War er doch noch eitel geworden oder war das Marias Werk? Ich wusste, dass er und Maria vor vier Jahren geheiratet hatten, und dachte ein wenig schadenfroh, dass er doch noch seinen Meister gefunden hatte. Ich kannte Maria, wir waren vor langer Zeit alle drei zusammen aufs Gymnasium gegangen.
Aber es war nett von ihm, zu der Beerdigung zu kommen, und ich war so erleichtert, zwischen all den fremden Gesichtern ein bekanntes zu sehen, dass ich ihn unwillkürlich anlächelte, und im nächsten Augenblick stand er neben mir.
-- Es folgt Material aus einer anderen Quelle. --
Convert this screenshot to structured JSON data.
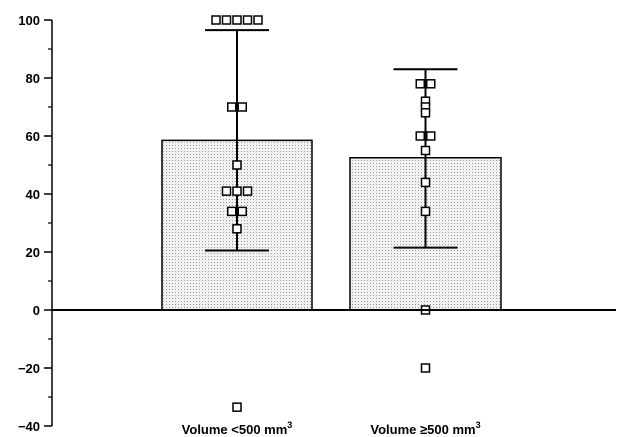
{
  "chart_data": {
    "type": "bar",
    "title": "",
    "xlabel": "",
    "ylabel": "",
    "ylim": [
      -40,
      100
    ],
    "yticks": [
      -40,
      -20,
      0,
      20,
      40,
      60,
      80,
      100
    ],
    "categories": [
      {
        "label": "Volume <500 mm",
        "sup": "3"
      },
      {
        "label": "Volume ≥500 mm",
        "sup": "3"
      }
    ],
    "values": [
      58.5,
      52.5
    ],
    "error_bars": [
      {
        "upper": 96.5,
        "lower": 20.5
      },
      {
        "upper": 83,
        "lower": 21.5
      }
    ],
    "points": [
      [
        100,
        100,
        100,
        100,
        100,
        70,
        70,
        50,
        41,
        41,
        41,
        34,
        34,
        28,
        -33.5
      ],
      [
        78,
        78,
        72,
        70,
        68,
        60,
        60,
        55,
        44,
        34,
        0,
        -20
      ]
    ],
    "bar_fill": "#ececec",
    "bar_stroke": "#000000"
  }
}
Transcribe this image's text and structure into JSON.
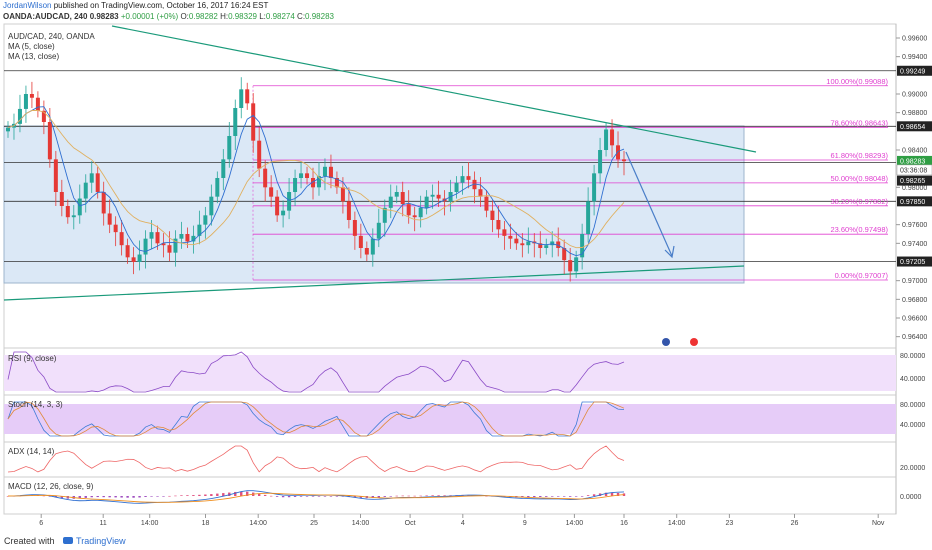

Er gab mir die Hand und sprach mir sehr formell sein Beileid aus, aber im nächsten Moment legte er den Arm um mich und umarmte mich freundschaftlich, sodass ich beinahe wieder in Tränen ausbrach.
Wir standen einen Augenblick schweigend da.
»Wann geht’s wieder nach Hause«, fragte er schließlich. »Nach Philadelphia, nicht?«
Ich nickte. »Ja, das heißt, Philadelphia gehört der Vergangenheit an. Ich denke, ich werde nicht zurückgehen.«
»Heißt das, dass du ...?«
»Das heißt, dass ich nach Hause zurückgekommen bin. Vielleicht. Ich habe mich noch nicht endgültig entschieden.«
»Wirst du hier in der Stadt bleiben?«
»Jedenfalls vorläufig.«
Nach dem Leichenschmaus kam er zu mir und schlug mir vor, uns an einem der nächsten Tage zu treffen.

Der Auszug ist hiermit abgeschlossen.